Abbiamo chiesto a Valentina Tepedino, veterinaria specializzata nei prodotti ittici, referente SIMeVeP (Società Italiana di medicina Veterinaria Preventiva), dell’Associazione Donne Medico Veterinario e direttrice del periodico Eurofishmarket quali sono le prospettive di crescita del comparto ittico nazionale.
Cosa possiamo dire della qualità del prodotto ittico nel nostro Paese?

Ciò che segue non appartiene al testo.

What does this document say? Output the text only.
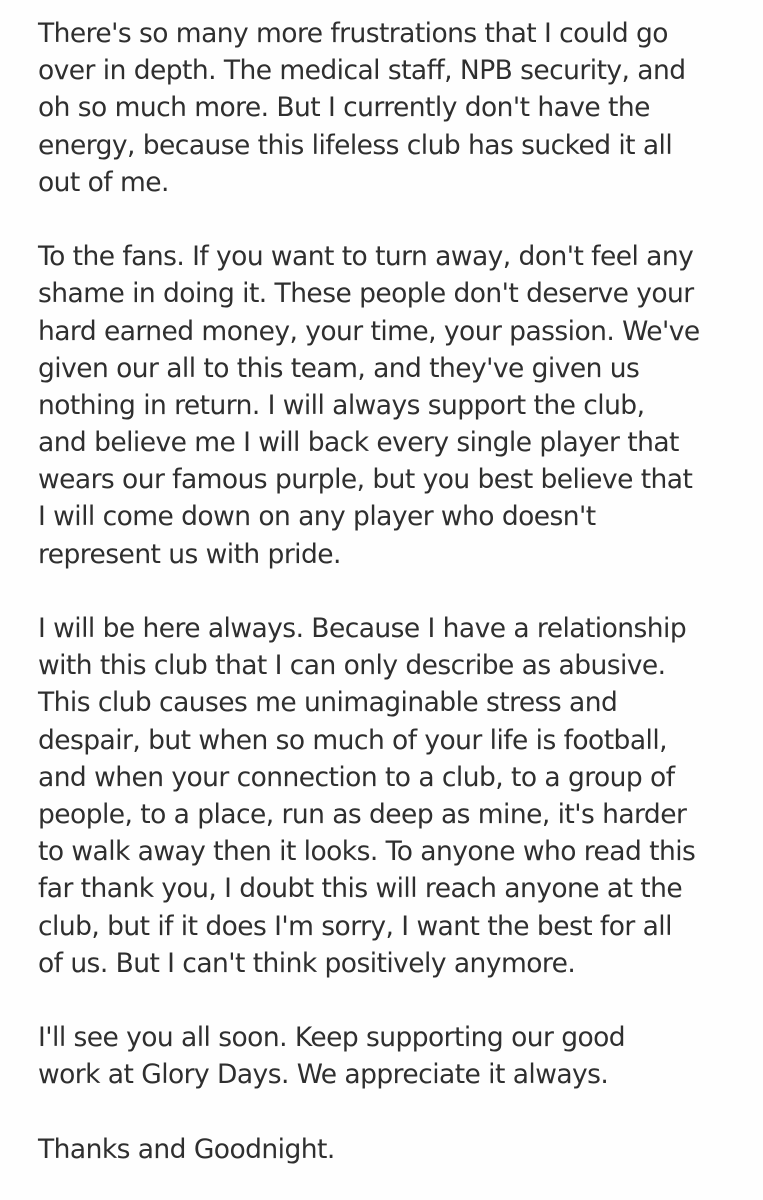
There's so many more frustrations that I could go
over in depth. The medical staff, NPB security, and
oh so much more. But I currently don't have the
energy, because this lifeless club has sucked it all
out of me.
To the fans. If you want to turn away, don't feel any
shame in doing it. These people don't deserve your
hard earned money, your time, your passion. We've
given our all to this team, and they've given us
nothing in return. I will always support the club,
and believe me I will back every single player that
wears our famous purple, but you best believe that
I will come down on any player who doesn't
represent us with pride.
I will be here always. Because I have a relationship
with this club that I can only describe as abusive.
This club causes me unimaginable stress and
despair, but when so much of your life is football,
and when your connection to a club, to a group of
people, to a place, run as deep as mine, it's harder
to walk away then it looks. To anyone who read this
far thank you, I doubt this will reach anyone at the
club, but if it does I'm sorry, I want the best for all
of us. But I can't think positively anymore.
I'll see you all soon. Keep supporting our good
work at Glory Days. We appreciate it always.
Thanks and Goodnight.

Da anni assistiamo ad un miglioramento continuo della qualità igienico sanitaria dei prodotti ittici, in ottica di tutela della salute del consumatore. Nella pesca e nell'acquacoltura però è necessario dare definizioni chiare e condivisibili che definiscano il termine “qualità” anche sotto l’aspetto nutrizionale, sensoriale, di benessere animale, di sostenibilità ambientale.
Di cosa abbiamo bisogno?
Ci vorrebbe una categorizzazione dei concetti di qualità secondo criteri premianti e definiti; un riferimento unico che serva da garanzia, tutelato da Autorità Pubbliche (e non solo da enti terzi privati); che prevenga la concorrenza sleale nel mercato e premi l’attenzione e lo sforzo maggiore di alcuni pescatori e produttori che adottano pratiche e sistemi che danno un valore aggiunto al prodotto. Oggi sono spesso usati marchi di qualità, riconducibili a capitolati tecnici dettagliati, che però riguardano singole aziende e sono difficilmente comprensibili dal consumatore comune. Non c’è poi l’obbligo di indicare il valore nutrizionale sul pesce crudo tal quale ma solo se lavorato con altri ingredienti o trasformato. Parlando infine di indice di sostenibilità ambientale e di impronta di carbonio del processo (sia pescato, sia allevato) va detto che il dichiarato non è spesso adeguatamente verificato.
Come sta reagendo il mercato?
Il mercato si sta auto-regolando. Il consumatore acquista i prodotti ittici per oltre il 70% nella GDO. Anche la ristorazione ha compreso l’importanza di approvvigionarsi di prodotto tracciato da canali sempre più garantiti.
Si torna alla necessità di una normativa che fissi dei riferimenti…
Servono parametri misurabili, controllati non solo da enti privati, ma anche da un organo pubblico di garanzia, per non creare situazioni di concorrenza sleale dove a pagare sono le piccole realtà (e quelle italiane in particolare). Il prodotto a maggior valore aggiunto, oggi, è spesso pagato alla stregua di altri che non lo sono.
Soluzioni?
Lavorare sulla catena del freddo (surgelato) e sulla trasformazione, per garantire ai nostri prodotti l’accesso al mercato durante tutto l’anno. Anche nella logica dell’economia circolare e della sostenibilità. Di fatto nei banchi del surgelato manca una vera linea e un buon assortimento di prodotto nazionale che segua anche gli andamenti di produzione e permetta di non svendere il pescato nei periodi di abbondanza.